Wednesday, July 3, 2019

How does U.S. health care measure up to the Declaration of Independence?


“We hold these truths to be self-evident, that all men are created equal, that they are endowed by their Creator with certain unalienable Rights, that among these are Life, Liberty and the pursuit of Happiness.”

If there is a single sentence defining what the United States was founded upon and still aspires to become, this from the Declaration of Independence would be it.

While written in a very different context—a justification for U.S. independence from British tyranny—Thomas Jefferson’s words might be applied to contemporary discussions of U.S. health care policy:

Does U.S. health care treat all men--and women--equally?  Does it deliver on each person’s unalienable right to life, liberty, and the pursuit of Happiness?

The answer, sadly, is that it often does not.

Consider:

Equality: While U.S. health care excels in some areas, it consistently ranks last or near-last in access, administrative efficiency, equity and health care outcomes.  Many U.S. residents face systematic barriers to care and discrimination because of personal characteristics, including sex and sexual orientation, gender and gender identity, race, ethnicity, religion, language and country of origin.

Life: While helping people live longer and healthier is the very purpose of health care, the U.S. fares poorly on this as well.  Life expectancy is lower and chronic disease rates are higher than those of similar countries. The U.S. has a higher mortality rate for amenable deaths (medical conditions for which there are recognized health care interventions) than countries like Germany, the Netherlands, Japan, France, and Australia. The U.S. also has much higher rates of injuries and deaths from gun violence than other wealthy countries.

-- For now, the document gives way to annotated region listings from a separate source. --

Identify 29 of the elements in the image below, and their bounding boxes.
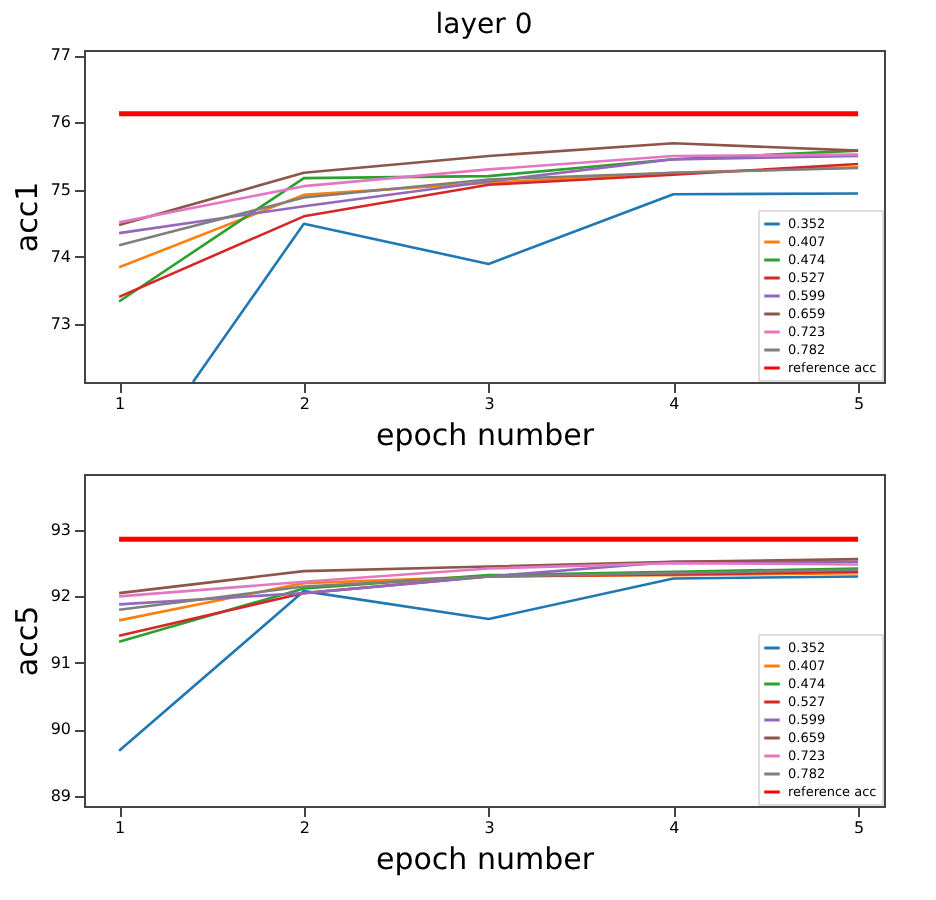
x-tick-label: 5 <box>854 819 865 837</box>
line-series <box>117 575 860 753</box>
line-series <box>117 141 860 227</box>
y-axis-title: acc5 <box>8 605 45 677</box>
y-tick-label: 91 <box>50 653 71 672</box>
y-axis-title: acc1 <box>8 181 45 253</box>
y-tick-label: 75 <box>50 180 71 199</box>
line-series <box>117 568 860 612</box>
x-tick-label: 1 <box>115 395 126 413</box>
y-tick-label: 93 <box>50 520 71 539</box>
x-tick-label: 4 <box>669 395 680 413</box>
x-tick-label: 5 <box>854 395 865 413</box>
x-tick-label: 1 <box>115 819 126 837</box>
y-tick-label: 89 <box>50 787 71 806</box>
y-tick-label: 73 <box>50 314 71 333</box>
y-tick-label: 90 <box>50 720 71 739</box>
x-tick-label: 3 <box>484 395 495 413</box>
line-series <box>117 166 860 247</box>
x-tick-label: 2 <box>299 819 310 837</box>
chart-title: layer 0 <box>435 9 533 42</box>
y-tick-label: 92 <box>50 587 71 606</box>
x-axis-title: epoch number <box>376 841 596 877</box>
x-tick-label: 2 <box>299 395 310 413</box>
x-tick-label: 4 <box>669 819 680 837</box>
y-tick-label: 77 <box>50 46 71 65</box>
y-tick-label: 74 <box>50 247 71 266</box>
y-tick-label: 76 <box>50 113 71 132</box>
x-tick-label: 3 <box>484 819 495 837</box>
x-axis-title: epoch number <box>376 417 596 453</box>
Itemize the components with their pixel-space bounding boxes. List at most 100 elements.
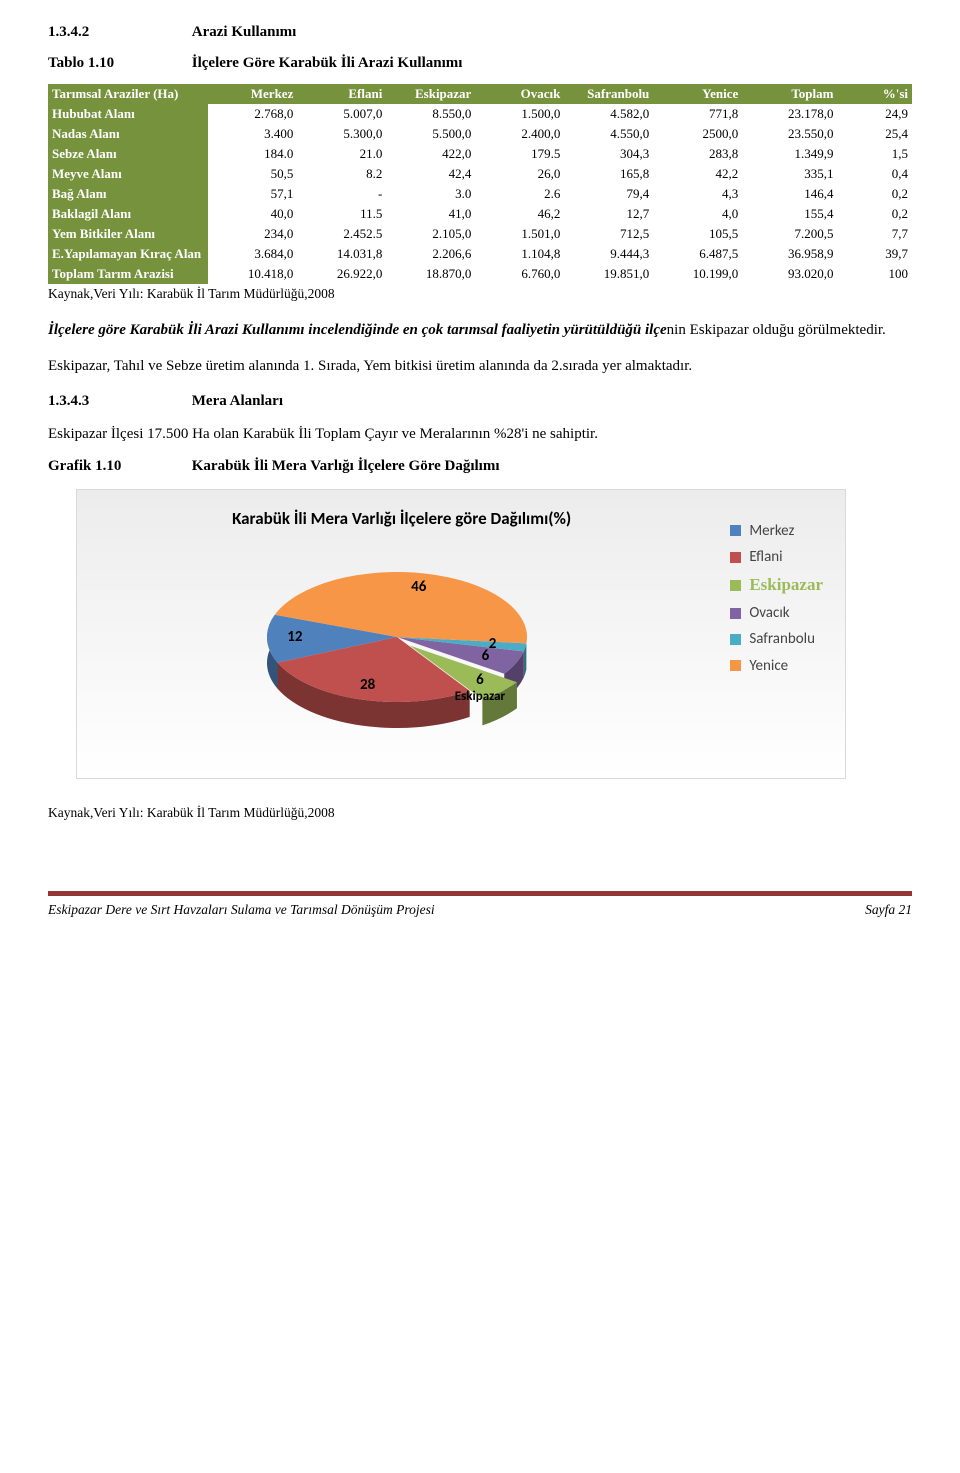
- legend-label: Safranbolu: [749, 626, 815, 652]
- table-rowhead: Bağ Alanı: [48, 184, 208, 204]
- paragraph-2b: .: [688, 358, 692, 374]
- table-caption: Tablo 1.10 İlçelere Göre Karabük İli Ara…: [48, 55, 912, 72]
- table-cell: 2.6: [475, 184, 564, 204]
- pie-slice-label: 46: [411, 578, 426, 596]
- table-cell: 6.760,0: [475, 264, 564, 284]
- table-rowhead: Nadas Alanı: [48, 124, 208, 144]
- legend-swatch: [730, 660, 741, 671]
- paragraph-1-rest: nin Eskipazar olduğu görülmektedir.: [667, 322, 886, 338]
- table-cell: 26.922,0: [297, 264, 386, 284]
- paragraph-1: İlçelere göre Karabük İli Arazi Kullanım…: [48, 320, 912, 340]
- table-cell: 165,8: [564, 164, 653, 184]
- table-row: Hububat Alanı2.768,05.007,08.550,01.500,…: [48, 104, 912, 124]
- table-row: Yem Bitkiler Alanı234,02.452.52.105,01.5…: [48, 224, 912, 244]
- table-cell: 2500,0: [653, 124, 742, 144]
- table-cell: 19.851,0: [564, 264, 653, 284]
- table-row: Nadas Alanı3.4005.300,05.500,02.400,04.5…: [48, 124, 912, 144]
- table-cell: -: [297, 184, 386, 204]
- land-use-table: Tarımsal Araziler (Ha)MerkezEflaniEskipa…: [48, 84, 912, 284]
- section-number-1: 1.3.4.2: [48, 24, 188, 41]
- footer-right: Sayfa 21: [865, 902, 912, 918]
- table-cell: 25,4: [837, 124, 912, 144]
- table-cell: 283,8: [653, 144, 742, 164]
- paragraph-2a: Eskipazar, Tahıl ve Sebze üretim alanınd…: [48, 358, 688, 374]
- table-cell: 57,1: [208, 184, 297, 204]
- table-cell: 155,4: [742, 204, 837, 224]
- table-cell: 11.5: [297, 204, 386, 224]
- table-cell: 1.501,0: [475, 224, 564, 244]
- table-header-cell: Tarımsal Araziler (Ha): [48, 84, 208, 104]
- paragraph-1-emph: İlçelere göre Karabük İli Arazi Kullanım…: [48, 322, 667, 338]
- table-row: Sebze Alanı184.021.0422,0179.5304,3283,8…: [48, 144, 912, 164]
- pie-slice-label: 2: [489, 635, 497, 653]
- table-cell: 0,2: [837, 184, 912, 204]
- table-cell: 9.444,3: [564, 244, 653, 264]
- table-body: Hububat Alanı2.768,05.007,08.550,01.500,…: [48, 104, 912, 284]
- table-cell: 93.020,0: [742, 264, 837, 284]
- table-cell: 4,0: [653, 204, 742, 224]
- pie-slice-label: 28: [360, 676, 375, 694]
- table-cell: 4.582,0: [564, 104, 653, 124]
- table-cell: 39,7: [837, 244, 912, 264]
- table-cell: 0,2: [837, 204, 912, 224]
- table-rowhead: Yem Bitkiler Alanı: [48, 224, 208, 244]
- legend-swatch: [730, 552, 741, 563]
- table-cell: 23.550,0: [742, 124, 837, 144]
- legend-label: Merkez: [749, 518, 794, 544]
- table-row: Toplam Tarım Arazisi10.418,026.922,018.8…: [48, 264, 912, 284]
- section-number-2: 1.3.4.3: [48, 393, 188, 410]
- table-cell: 179.5: [475, 144, 564, 164]
- table-header-cell: Toplam: [742, 84, 837, 104]
- chart-title: Karabük İli Mera Varlığı İlçelere Göre D…: [192, 458, 500, 474]
- table-cell: 3.0: [386, 184, 475, 204]
- table-cell: 7,7: [837, 224, 912, 244]
- chart-caption: Grafik 1.10 Karabük İli Mera Varlığı İlç…: [48, 458, 912, 475]
- table-cell: 12,7: [564, 204, 653, 224]
- table-cell: 8.2: [297, 164, 386, 184]
- table-header-cell: Eskipazar: [386, 84, 475, 104]
- table-cell: 304,3: [564, 144, 653, 164]
- table-cell: 18.870,0: [386, 264, 475, 284]
- table-cell: 2.768,0: [208, 104, 297, 124]
- table-cell: 46,2: [475, 204, 564, 224]
- table-cell: 1.104,8: [475, 244, 564, 264]
- table-cell: 2.400,0: [475, 124, 564, 144]
- table-header-cell: Yenice: [653, 84, 742, 104]
- table-cell: 50,5: [208, 164, 297, 184]
- table-cell: 2.206,6: [386, 244, 475, 264]
- table-cell: 5.300,0: [297, 124, 386, 144]
- table-cell: 234,0: [208, 224, 297, 244]
- pie-slice-label: 12: [287, 628, 302, 646]
- legend-item: Yenice: [730, 653, 823, 679]
- table-row: Meyve Alanı50,58.242,426,0165,842,2335,1…: [48, 164, 912, 184]
- legend-item: Merkez: [730, 518, 823, 544]
- legend-label: Eflani: [749, 544, 782, 570]
- table-cell: 4,3: [653, 184, 742, 204]
- table-cell: 1.500,0: [475, 104, 564, 124]
- table-cell: 8.550,0: [386, 104, 475, 124]
- table-cell: 26,0: [475, 164, 564, 184]
- section-title-2: Mera Alanları: [192, 393, 283, 409]
- table-cell: 4.550,0: [564, 124, 653, 144]
- chart-number: Grafik 1.10: [48, 458, 188, 475]
- table-rowhead: Hububat Alanı: [48, 104, 208, 124]
- section-heading-1: 1.3.4.2 Arazi Kullanımı: [48, 24, 912, 41]
- legend-swatch: [730, 634, 741, 645]
- table-cell: 10.199,0: [653, 264, 742, 284]
- section-heading-2: 1.3.4.3 Mera Alanları: [48, 393, 912, 410]
- pie-chart-left: Karabük İli Mera Varlığı İlçelere göre D…: [99, 508, 704, 737]
- table-cell: 7.200,5: [742, 224, 837, 244]
- table-cell: 1.349,9: [742, 144, 837, 164]
- table-cell: 5.007,0: [297, 104, 386, 124]
- table-rowhead: Baklagil Alanı: [48, 204, 208, 224]
- pie-chart-title: Karabük İli Mera Varlığı İlçelere göre D…: [99, 508, 704, 529]
- table-cell: 21.0: [297, 144, 386, 164]
- table-header-cell: Eflani: [297, 84, 386, 104]
- table-cell: 771,8: [653, 104, 742, 124]
- table-cell: 24,9: [837, 104, 912, 124]
- table-cell: 335,1: [742, 164, 837, 184]
- page-footer: Eskipazar Dere ve Sırt Havzaları Sulama …: [48, 891, 912, 936]
- table-cell: 42,2: [653, 164, 742, 184]
- pie-chart-legend: MerkezEflaniEskipazarOvacıkSafranboluYen…: [730, 508, 823, 679]
- table-cell: 146,4: [742, 184, 837, 204]
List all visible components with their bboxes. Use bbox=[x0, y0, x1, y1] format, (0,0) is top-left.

Liberty: U.S. health care policy infringes on personal liberty in many respects: many state governments have passed draconian laws to limit women’s reproductive rights and dictate to physicians what they can or must say to patients, even when it goes against science and the physician’s clinical judgment and ethical obligations.  The U.S. micromanages nearly every aspect of clinical care, requiring that patients and doctors alike jump through hoops to get needed care authorized and covered, a characteristic that launched ACP’s Patients Before Paperwork initiative.  Physicians face a barrage of administrative tasks, including activities related to billing, electronic health records, and performance measures. Administrative tasks can contribute to physician burnout. By comparison, physicians in many other countries with universal coverage have far fewer administrative tasks to comply with: U.S. physician practices spend $61,000 more per physician per year on costs related to dealing with health insurers than their counterparts in the single-payer Canadian system.

Pursuit of Happiness:  it is hard to be happy if one is sick, uninsured, and unable to afford medications and hospital bills.  Yet that is the reality for tens of millions of Americans. The U.S. is the lone wealthy industrialized country without universal coverage.  More than two-thirds of bankruptcies in the U.S. are because of health care costs.  And, thousands of children seeking to immigrate to the United States are being held in horrifying conditions in U.S. border control facilities, denied access to basic health care services and personal hygiene, a direct consequence of government policy.

Many of us will be with family members on Thursday celebrating Independence Day, and the politics of U.S. health care, Medicare for All, limits on reproductive rights, guns, and immigration may very well come up.  It might be a good time to reflect that when it comes to living up to the Declaration of Independence’ founding principle, “We hold these truths to be self-evident, that all men [and women] are created equal, that they are endowed by their Creator with certain unalienable Rights, that among these are Life, Liberty and the pursuit of Happiness.” U.S. health care and U.S. government policy fails to measure up in so many ways.